Wednesday, March 17th, 2010

Nice tribute to Paul Hill from Dom Brewer and Robin Lake.

Dillon In Love

Wednesday, March 17th, 2010

For how many long years has NYT’s Sam Dillon yearned to write this graf?  I have a hunch he kept it in a pretty case above his desk on a little doily:

The administration’s proposal, if enacted into law, would encourage states to raise academic standards after a period of dumbing-down, end the identification of tens of thousands of reasonably managed schools as failing, refocus energies on turning around the few thousand schools that are in the worst shape and help states develop more effective ways of evaluating the work of teachers and principals. And those are just some of its goals.

A little over the top, yes, but he’s been patient.  Still, it does raise two important issues.

First, is our goal “reasonably managed schools” or, you know, ones where students are learning?  For a long time The Times thought the former, generally viewing schools through a more general social policy or welfare state prism rather than as a distinct policy issue where outcomes matter.  Let’s hope that’s not coming back.  And, the sentiment raises the question of how much accountability remains for underserved kids in the vast swath of schools in the middle is an enormous outstanding question in this reauthorization.

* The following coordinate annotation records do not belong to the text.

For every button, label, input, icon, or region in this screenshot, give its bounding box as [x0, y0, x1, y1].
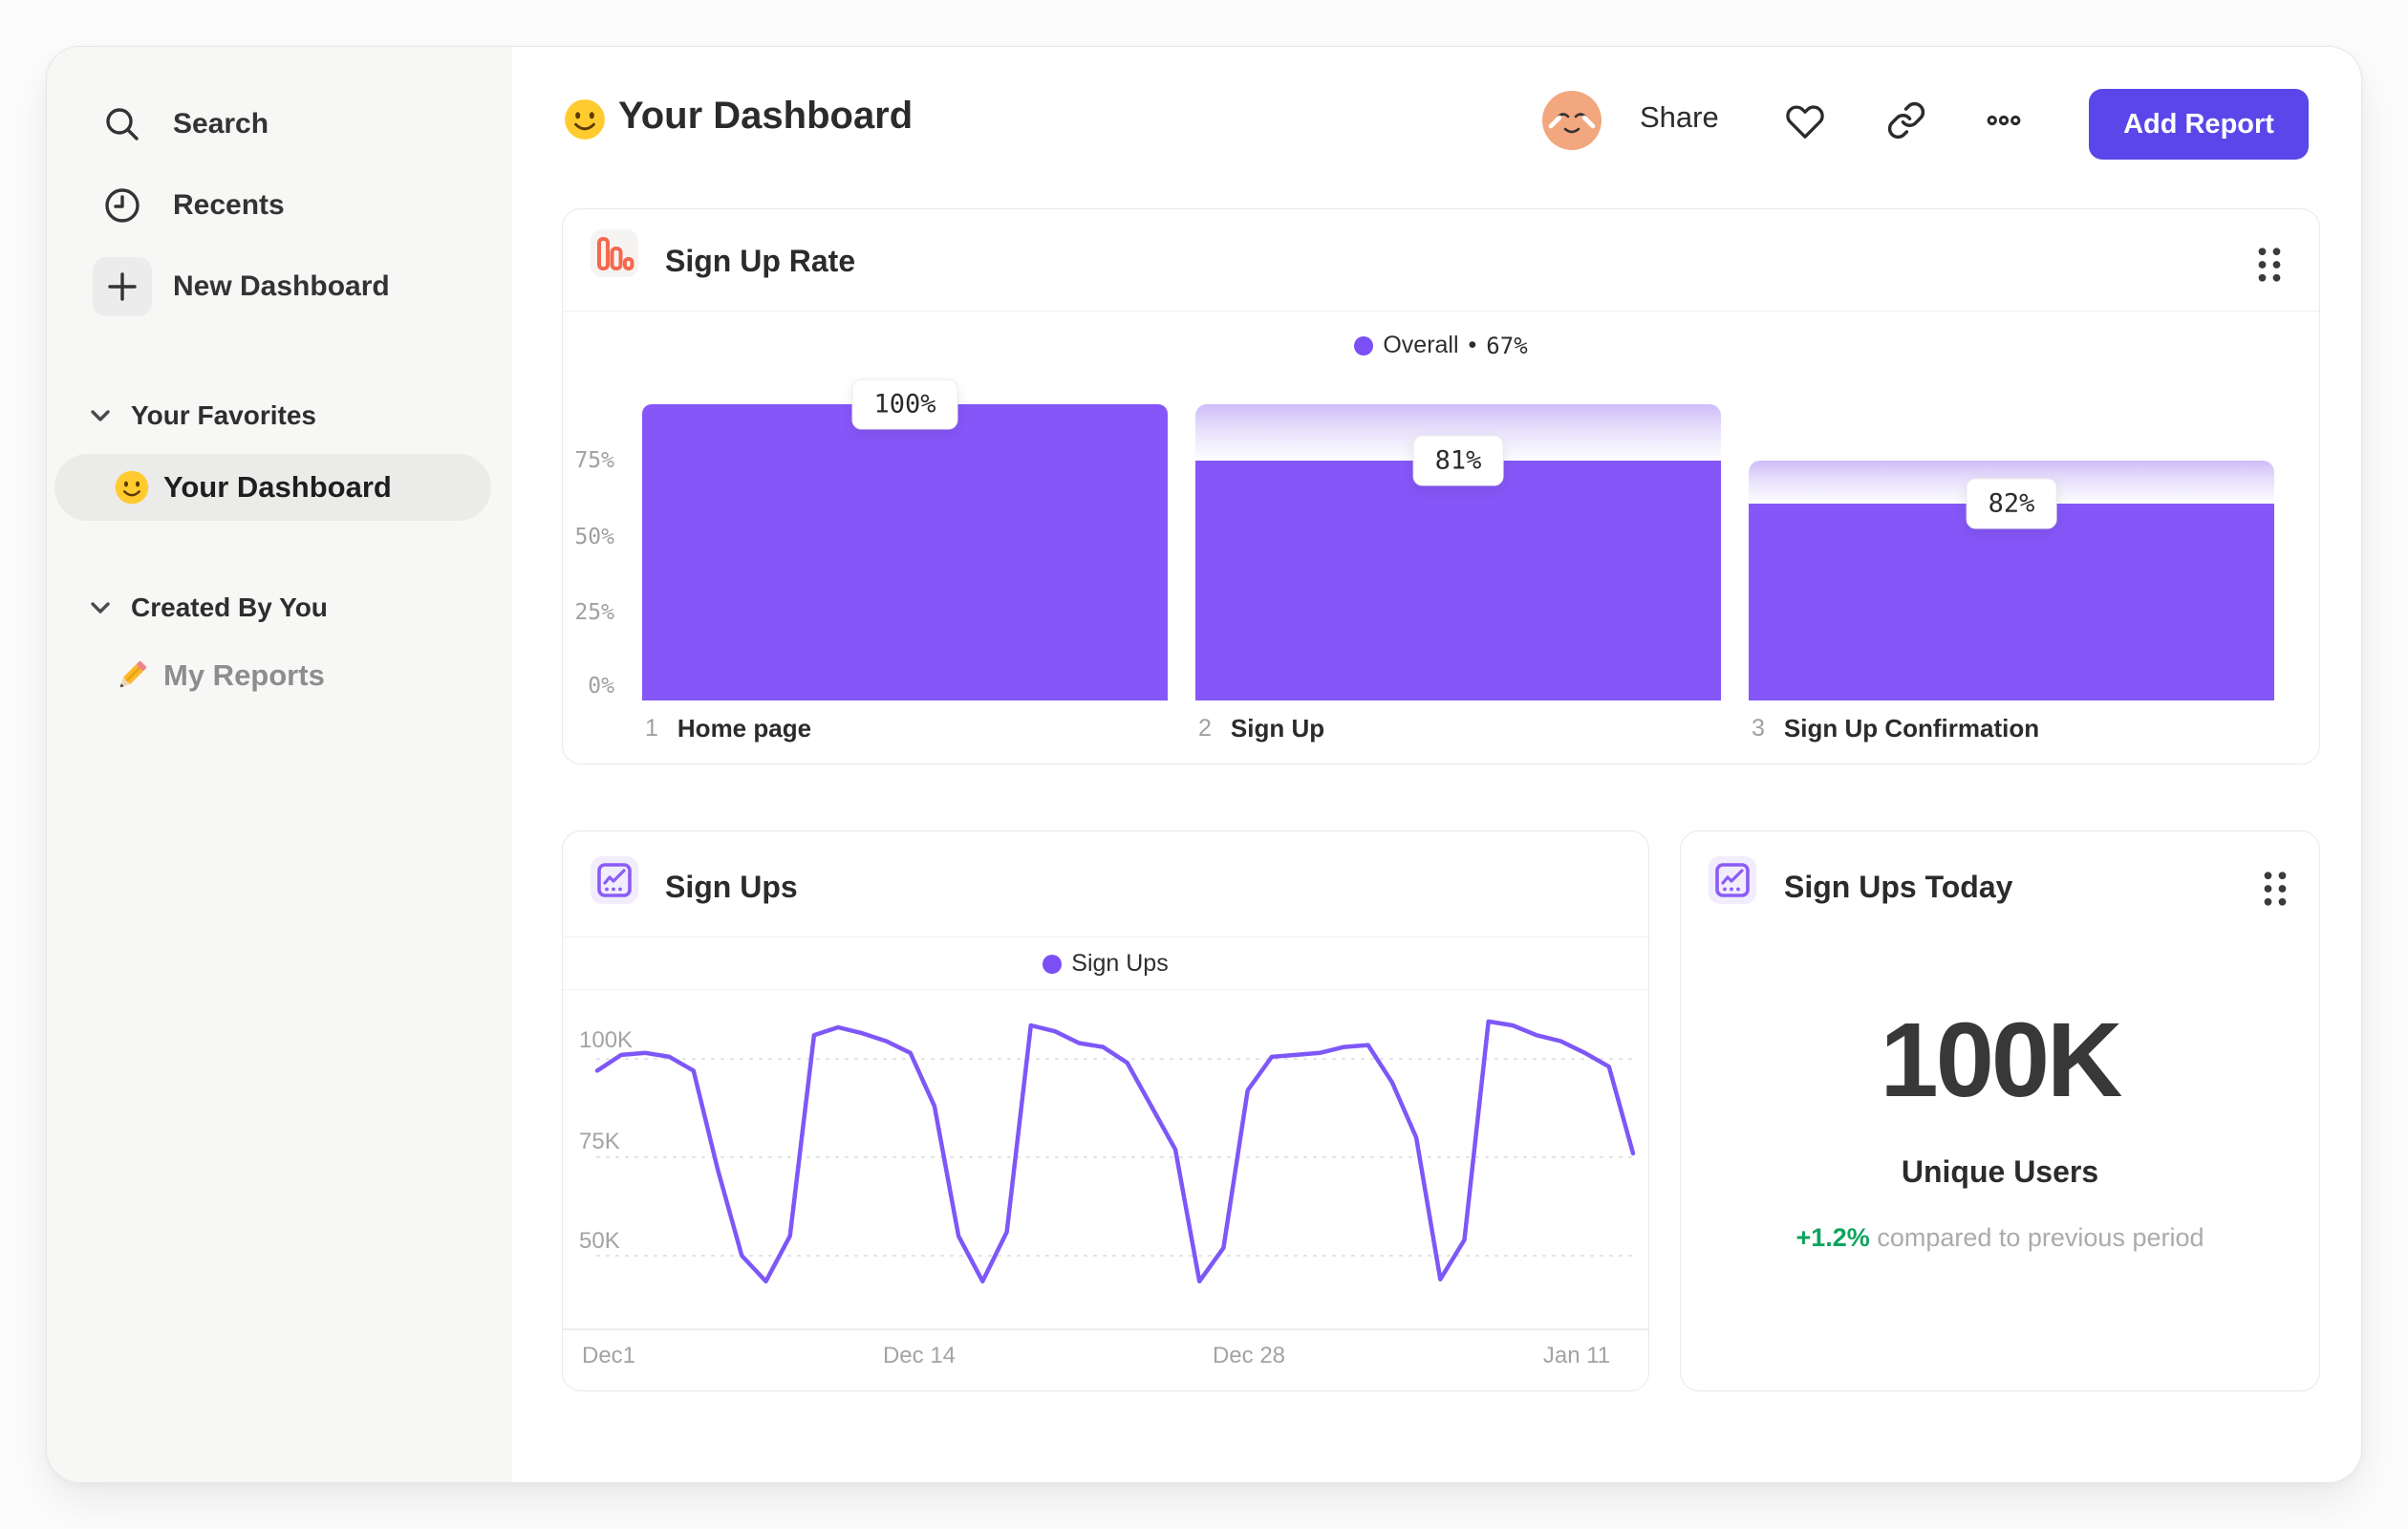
x-axis-tick: Dec 14 [882, 1343, 957, 1368]
line-legend: Sign Ups [563, 950, 1648, 978]
funnel-step-labels: 1 Home page 2 Sign Up 3 Sign Up Confirma… [563, 714, 2319, 746]
add-report-button[interactable]: Add Report [2089, 89, 2309, 160]
x-axis-tick: Dec 28 [1212, 1343, 1286, 1368]
step-index: 2 [1198, 715, 1212, 742]
drag-handle-icon[interactable] [2258, 870, 2292, 908]
funnel-bar-solid [1195, 460, 1721, 700]
x-axis-tick: Jan 11 [1542, 1343, 1611, 1368]
search-icon [93, 95, 152, 154]
share-button[interactable]: Share [1640, 100, 1719, 135]
step-index: 3 [1752, 715, 1765, 742]
card-title: Sign Ups [665, 870, 798, 904]
favorite-heart-icon[interactable] [1785, 100, 1825, 140]
stat-value: 100K [1880, 1001, 2123, 1119]
sidebar: Search Recents New Dashboard Your Favori… [47, 47, 512, 1482]
sidebar-item-label: New Dashboard [173, 270, 390, 302]
funnel-bar-home-page[interactable]: 100% [642, 378, 1168, 700]
funnel-step-label: 1 Home page [645, 714, 811, 743]
step-name: Sign Up [1230, 714, 1325, 743]
sidebar-item-new-dashboard[interactable]: New Dashboard [93, 257, 390, 316]
funnel-tooltip: 100% [851, 378, 958, 430]
sidebar-item-label: Your Dashboard [163, 470, 392, 504]
line-chart-icon [1709, 856, 1756, 904]
clock-icon [93, 176, 152, 235]
sidebar-item-recents[interactable]: Recents [93, 176, 285, 235]
step-name: Sign Up Confirmation [1783, 714, 2040, 743]
more-options-icon[interactable] [1984, 100, 2024, 140]
sign-ups-card: Sign Ups Sign Ups 100K 75K 50K Dec1 Dec … [562, 830, 1649, 1391]
sidebar-item-label: Search [173, 108, 269, 140]
delta-note: compared to previous period [1877, 1223, 2204, 1252]
legend-bullet: • [1468, 332, 1477, 358]
x-axis-tick: Dec1 [581, 1343, 636, 1368]
signup-rate-card: Sign Up Rate Overall • 67% 75% 50% 25% 0… [562, 208, 2320, 764]
user-avatar[interactable] [1542, 91, 1602, 150]
app-window: Search Recents New Dashboard Your Favori… [46, 46, 2362, 1483]
plus-icon [93, 257, 152, 316]
funnel-bar-sign-up-confirmation[interactable]: 82% [1749, 404, 2274, 700]
card-title: Sign Ups Today [1784, 870, 2013, 904]
stat-delta-row: +1.2% compared to previous period [1681, 1223, 2319, 1253]
section-header-label: Created By You [131, 592, 328, 622]
legend-dot-icon [1354, 335, 1374, 355]
step-name: Home page [677, 714, 812, 743]
sidebar-item-your-dashboard[interactable]: Your Dashboard [54, 454, 491, 521]
pencil-emoji-icon [119, 660, 147, 688]
copy-link-icon[interactable] [1886, 100, 1926, 140]
card-title: Sign Up Rate [665, 244, 856, 278]
stat-subtitle: Unique Users [1901, 1154, 2099, 1189]
sign-ups-series-line [594, 1019, 1636, 1284]
legend-dot-icon [1043, 954, 1063, 974]
x-axis-line [563, 1328, 1648, 1330]
funnel-tooltip: 81% [1412, 435, 1504, 486]
drag-handle-icon[interactable] [2252, 246, 2287, 284]
chevron-down-icon [91, 410, 110, 421]
delta-badge: +1.2% [1795, 1223, 1870, 1252]
funnel-tooltip: 82% [1966, 478, 2057, 529]
sidebar-section-your-favorites[interactable]: Your Favorites [89, 399, 316, 432]
funnel-legend: Overall • 67% [563, 332, 2319, 359]
funnel-bar-solid [642, 404, 1168, 700]
funnel-bars-icon [591, 229, 638, 277]
chevron-down-icon [91, 602, 110, 614]
legend-label: Sign Ups [1071, 950, 1169, 977]
funnel-bar-sign-up[interactable]: 81% [1195, 404, 1721, 700]
funnel-step-label: 2 Sign Up [1198, 714, 1324, 743]
section-header-label: Your Favorites [131, 400, 316, 430]
smiley-emoji-icon [565, 99, 605, 140]
main-content: Your Dashboard Share Add Report Sign Up … [512, 47, 2361, 1482]
line-chart-icon [591, 856, 638, 904]
sidebar-section-created-by-you[interactable]: Created By You [89, 592, 328, 624]
sidebar-item-label: My Reports [163, 658, 325, 692]
sign-ups-line-plot[interactable] [563, 989, 1650, 1328]
sign-ups-today-card: Sign Ups Today 100K Unique Users +1.2% c… [1680, 830, 2320, 1391]
legend-value: 67% [1486, 332, 1528, 359]
sidebar-item-my-reports[interactable]: My Reports [114, 649, 325, 702]
step-index: 1 [645, 715, 658, 742]
funnel-bar-solid [1749, 504, 2274, 700]
funnel-plot: 100% 81% 82% [563, 378, 2321, 700]
funnel-step-label: 3 Sign Up Confirmation [1752, 714, 2039, 743]
sidebar-item-search[interactable]: Search [93, 95, 269, 154]
sidebar-item-label: Recents [173, 189, 285, 221]
legend-label: Overall [1383, 332, 1459, 358]
divider [563, 311, 2319, 312]
page-title: Your Dashboard [618, 95, 914, 137]
smiley-emoji-icon [115, 470, 149, 505]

Second, even the Fordham Foundation after a exhaustive search couldn’t find evidence of a dumbing down race to the bottom.  The best they could come up with was a “walk to the middle.” I’m all for college and career ready standards but it’s essential that we not lose sight of (a) how much variation there was in standards prior to No Child Left Behind and (b) to the extent there is dumbing down it’s generally the result of state-level political pressure that favors looking good over doing well.   There is no inherent pressure to do that.   The effectiveness of the new ESEA law will hinge on how the policy accounts for those issues.

Dillon’s next day story on how much the unions hate it is important reading. A lot riding on that.

The UFT Two

Wednesday, March 17th, 2010

Longtime readers will recall the controversy over whether the United Federation of Teachers in New York should be allowed to have a few of New York’s coveted charters to run schools.  I thought they should and still think that having teachers’ unions run charter schools is a good idea.   Skeptics pointed to the poor record of union run charters and the NEA’s disastrous foray into charter schooling.

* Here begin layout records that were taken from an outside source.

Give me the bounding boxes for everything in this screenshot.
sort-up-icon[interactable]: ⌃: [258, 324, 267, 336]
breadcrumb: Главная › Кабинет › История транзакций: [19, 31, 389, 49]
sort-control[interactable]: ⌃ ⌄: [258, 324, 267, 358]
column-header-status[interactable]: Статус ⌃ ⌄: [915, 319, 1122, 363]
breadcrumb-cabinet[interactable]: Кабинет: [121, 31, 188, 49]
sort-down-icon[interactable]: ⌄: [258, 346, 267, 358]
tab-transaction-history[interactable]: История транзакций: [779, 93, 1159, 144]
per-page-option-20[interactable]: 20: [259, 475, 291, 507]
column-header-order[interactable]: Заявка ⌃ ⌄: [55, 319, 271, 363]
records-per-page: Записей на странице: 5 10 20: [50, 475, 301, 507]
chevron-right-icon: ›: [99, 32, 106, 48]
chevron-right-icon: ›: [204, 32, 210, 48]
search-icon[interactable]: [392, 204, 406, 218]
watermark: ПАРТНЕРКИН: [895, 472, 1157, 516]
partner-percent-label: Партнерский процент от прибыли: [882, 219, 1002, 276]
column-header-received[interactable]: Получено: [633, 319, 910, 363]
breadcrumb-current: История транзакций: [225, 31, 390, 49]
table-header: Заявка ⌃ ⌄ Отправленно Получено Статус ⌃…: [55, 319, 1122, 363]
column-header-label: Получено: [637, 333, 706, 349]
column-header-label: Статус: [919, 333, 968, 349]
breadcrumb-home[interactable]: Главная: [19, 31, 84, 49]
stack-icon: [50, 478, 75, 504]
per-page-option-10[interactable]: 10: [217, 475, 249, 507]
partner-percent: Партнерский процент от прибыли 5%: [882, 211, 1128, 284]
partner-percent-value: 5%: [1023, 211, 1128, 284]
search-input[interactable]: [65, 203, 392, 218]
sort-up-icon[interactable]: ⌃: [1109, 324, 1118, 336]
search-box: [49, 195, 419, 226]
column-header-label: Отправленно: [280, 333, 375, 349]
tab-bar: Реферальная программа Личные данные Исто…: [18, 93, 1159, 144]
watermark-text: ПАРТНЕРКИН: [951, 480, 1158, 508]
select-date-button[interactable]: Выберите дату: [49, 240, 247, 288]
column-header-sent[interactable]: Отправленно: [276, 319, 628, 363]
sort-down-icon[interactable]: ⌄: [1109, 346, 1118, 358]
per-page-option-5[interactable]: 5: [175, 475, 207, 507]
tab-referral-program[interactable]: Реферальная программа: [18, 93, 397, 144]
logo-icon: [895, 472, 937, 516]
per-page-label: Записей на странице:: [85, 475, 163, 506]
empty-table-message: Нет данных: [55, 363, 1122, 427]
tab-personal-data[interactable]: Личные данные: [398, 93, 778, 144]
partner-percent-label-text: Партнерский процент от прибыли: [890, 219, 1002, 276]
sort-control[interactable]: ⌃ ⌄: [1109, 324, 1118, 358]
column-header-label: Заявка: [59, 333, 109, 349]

Well, the UFT charter came up for renewal and there is something for everyone.   As close observers know the school had some struggles and still does and as a result the authorizer gave it what amounts to a conditional renewal (pdf). In other words a mixed verdict because of performance and operations issues.  Jim Merriman, who also supported the schools at the time, and in fact originally authorized it, has more in a must-read blog post.

Like the Stanford charter school this shows that running great schools in challenging environments is brutally hard work.  In both that case and with the UFT school observers assumed, wrongly it turns out, that the schools would be outstanding given all the resources at their disposal.  But what’s really discouraging is how little desire there is to learn from schools that are succeeding in these places.   In both cases there are schools that are hitting the leather off the ball nearby.  And in both cases those schools a more commonly attacked than learned from.  The UFT frequently leads the attacks these days.

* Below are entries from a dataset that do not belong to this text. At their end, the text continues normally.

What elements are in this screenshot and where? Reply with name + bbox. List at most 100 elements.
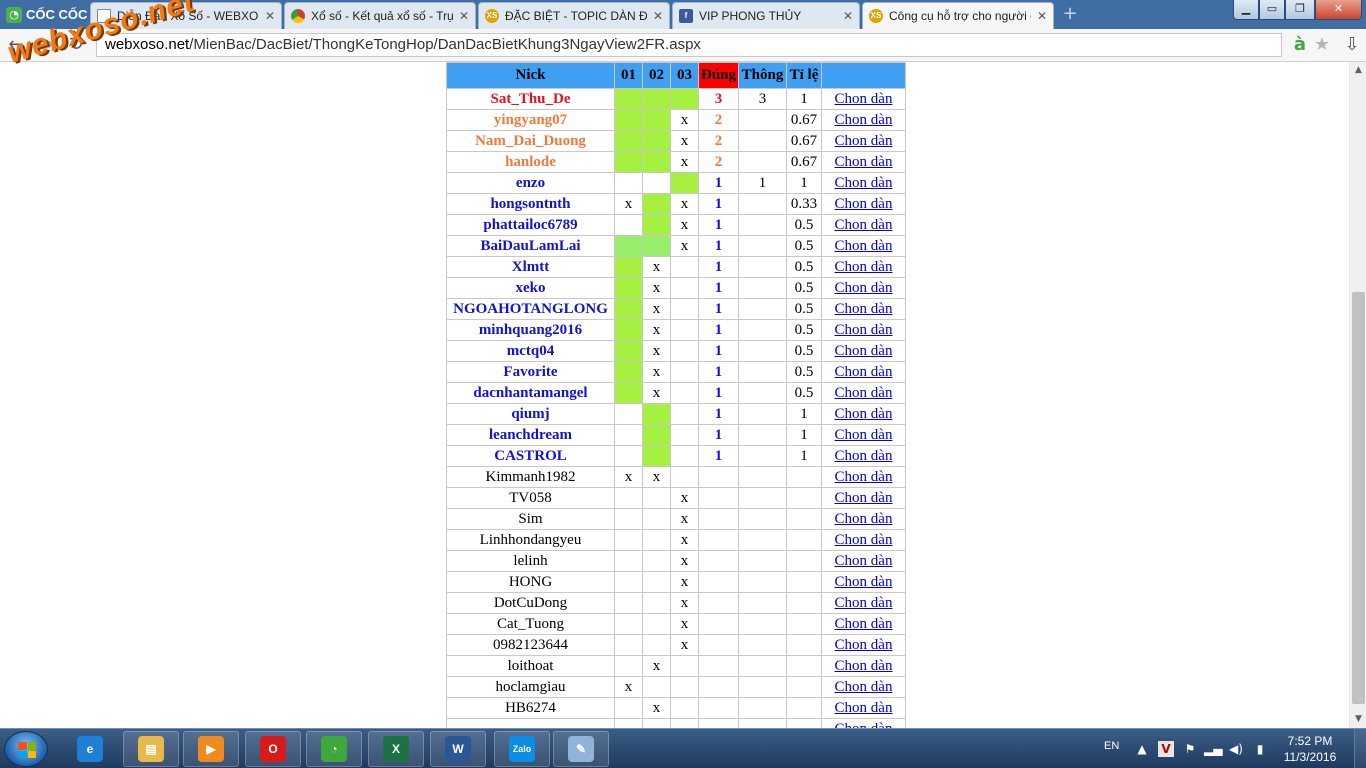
chon-dan-link[interactable]: Chon dàn: [835, 385, 893, 401]
chon-dan-link[interactable]: Chon dàn: [835, 175, 893, 191]
close-tab-icon[interactable]: ✕: [843, 9, 853, 23]
taskbar-app-media-player[interactable]: ▶: [183, 731, 239, 767]
network-signal-icon[interactable]: ▂▄: [1204, 741, 1222, 757]
action-cell: Chon dàn: [821, 718, 906, 729]
taskbar-app-coccoc[interactable]: ◔: [306, 731, 362, 767]
chon-dan-link[interactable]: Chon dàn: [835, 91, 893, 107]
address-bar[interactable]: webxoso.net/MienBac/DacBiet/ThongKeTongH…: [96, 33, 1282, 57]
close-tab-icon[interactable]: ✕: [1037, 9, 1047, 23]
bookmark-star-icon[interactable]: ★: [1312, 35, 1332, 55]
digit-cell-03: x: [670, 214, 699, 236]
scrollbar-thumb[interactable]: [1352, 292, 1365, 704]
scroll-up-arrow-icon[interactable]: ▲: [1350, 62, 1366, 79]
new-tab-button[interactable]: +: [1060, 5, 1080, 23]
close-tab-icon[interactable]: ✕: [459, 9, 469, 23]
unikey-icon[interactable]: V: [1158, 741, 1174, 757]
chon-dan-link[interactable]: Chon dàn: [835, 154, 893, 170]
action-center-flag-icon[interactable]: ⚑: [1182, 741, 1198, 757]
taskbar-app-internet-explorer[interactable]: e: [62, 731, 118, 767]
digit-cell-03: x: [670, 571, 699, 593]
restore-button[interactable]: ▭: [1259, 0, 1285, 20]
scroll-down-arrow-icon[interactable]: ▼: [1350, 711, 1366, 728]
tab-vip-phong-thuy[interactable]: f VIP PHONG THỦY ✕: [672, 2, 860, 29]
chon-dan-link[interactable]: Chon dàn: [835, 721, 893, 729]
chon-dan-link[interactable]: Chon dàn: [835, 448, 893, 464]
ti-le-cell: [786, 550, 822, 572]
table-row: mctq04 x 1 0.5 Chon dàn: [446, 340, 906, 362]
taskbar-app-zalo[interactable]: Zalo: [494, 731, 550, 767]
chon-dan-link[interactable]: Chon dàn: [835, 574, 893, 590]
tab-xo-so[interactable]: Xổ số - Kết quả xổ số - Trực tiếp ✕: [284, 2, 476, 29]
chon-dan-link[interactable]: Chon dàn: [835, 511, 893, 527]
minimize-button[interactable]: ▁: [1233, 0, 1259, 20]
chon-dan-link[interactable]: Chon dàn: [835, 301, 893, 317]
digit-cell-02: x: [642, 361, 671, 383]
tab-cong-cu[interactable]: XS Công cụ hỗ trợ cho người chơi ✕: [862, 2, 1054, 29]
vertical-scrollbar[interactable]: ▲ ▼: [1349, 62, 1366, 728]
language-indicator[interactable]: EN: [1104, 740, 1119, 752]
chon-dan-link[interactable]: Chon dàn: [835, 364, 893, 380]
chon-dan-link[interactable]: Chon dàn: [835, 469, 893, 485]
maximize-button[interactable]: ❐: [1285, 0, 1315, 20]
digit-cell-01: [614, 550, 643, 572]
volume-icon[interactable]: ◀): [1228, 741, 1244, 757]
close-tab-icon[interactable]: ✕: [653, 9, 663, 23]
tray-expand-icon[interactable]: ▲: [1134, 741, 1150, 757]
chon-dan-link[interactable]: Chon dàn: [835, 217, 893, 233]
action-cell: Chon dàn: [821, 634, 906, 656]
chon-dan-link[interactable]: Chon dàn: [835, 658, 893, 674]
chon-dan-link[interactable]: Chon dàn: [835, 112, 893, 128]
thong-cell: [738, 130, 787, 152]
close-tab-icon[interactable]: ✕: [265, 9, 275, 23]
taskbar-app-file-explorer[interactable]: ▤: [123, 731, 179, 767]
chon-dan-link[interactable]: Chon dàn: [835, 343, 893, 359]
start-button[interactable]: [4, 731, 48, 767]
chon-dan-link[interactable]: Chon dàn: [835, 280, 893, 296]
chon-dan-link[interactable]: Chon dàn: [835, 700, 893, 716]
chon-dan-link[interactable]: Chon dàn: [835, 133, 893, 149]
chon-dan-link[interactable]: Chon dàn: [835, 637, 893, 653]
taskbar-app-excel[interactable]: X: [368, 731, 424, 767]
chon-dan-link[interactable]: Chon dàn: [835, 553, 893, 569]
dung-cell: 1: [698, 424, 739, 446]
thong-cell: [738, 193, 787, 215]
download-icon[interactable]: ⇩: [1342, 35, 1362, 55]
digit-cell-03: [670, 298, 699, 320]
tab-dac-biet[interactable]: XS ĐẶC BIỆT - TOPIC DÀN ĐẶC BIỆT ✕: [478, 2, 670, 29]
header-nick: Nick: [446, 62, 615, 89]
chon-dan-link[interactable]: Chon dàn: [835, 616, 893, 632]
action-cell: Chon dàn: [821, 613, 906, 635]
dung-cell: [698, 529, 739, 551]
action-cell: Chon dàn: [821, 592, 906, 614]
dung-cell: 2: [698, 109, 739, 131]
chon-dan-link[interactable]: Chon dàn: [835, 196, 893, 212]
chon-dan-link[interactable]: Chon dàn: [835, 427, 893, 443]
battery-icon[interactable]: ▮: [1252, 741, 1268, 757]
chon-dan-link[interactable]: Chon dàn: [835, 322, 893, 338]
digit-cell-02: [642, 403, 671, 425]
taskbar-app-word[interactable]: W: [430, 731, 486, 767]
thong-cell: [738, 634, 787, 656]
coccoc-extension-icon[interactable]: à: [1290, 35, 1310, 55]
show-desktop-button[interactable]: [1354, 729, 1366, 768]
table-row: minhquang2016 x 1 0.5 Chon dàn: [446, 319, 906, 341]
dung-cell: 1: [698, 193, 739, 215]
taskbar-app-opera[interactable]: O: [245, 731, 301, 767]
chon-dan-link[interactable]: Chon dàn: [835, 532, 893, 548]
action-cell: Chon dàn: [821, 466, 906, 488]
nick-cell: mctq04: [446, 340, 615, 362]
tab-title: VIP PHONG THỦY: [699, 9, 802, 23]
digit-cell-01: [614, 109, 643, 131]
chon-dan-link[interactable]: Chon dàn: [835, 595, 893, 611]
chon-dan-link[interactable]: Chon dàn: [835, 490, 893, 506]
chon-dan-link[interactable]: Chon dàn: [835, 259, 893, 275]
chon-dan-link[interactable]: Chon dàn: [835, 406, 893, 422]
close-window-button[interactable]: ✕: [1315, 0, 1362, 20]
chon-dan-link[interactable]: Chon dàn: [835, 679, 893, 695]
dung-cell: [698, 634, 739, 656]
dung-cell: 1: [698, 256, 739, 278]
taskbar-clock[interactable]: 7:52 PM 11/3/2016: [1276, 733, 1344, 765]
taskbar-app-paint[interactable]: ✎: [553, 731, 609, 767]
table-row: 0982123644 x Chon dàn: [446, 634, 906, 656]
chon-dan-link[interactable]: Chon dàn: [835, 238, 893, 254]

And before the usual suspects scream that “skimming” is the cause for performance variations, it turns out the UFT charter enrolls fewer free-lunch students, English-language learners, and special education students than surrounding schools.   I don’t think that’s because the UFT school is skimming, either, but I assume union will now stop irresponsibly making that claim against other charter schools.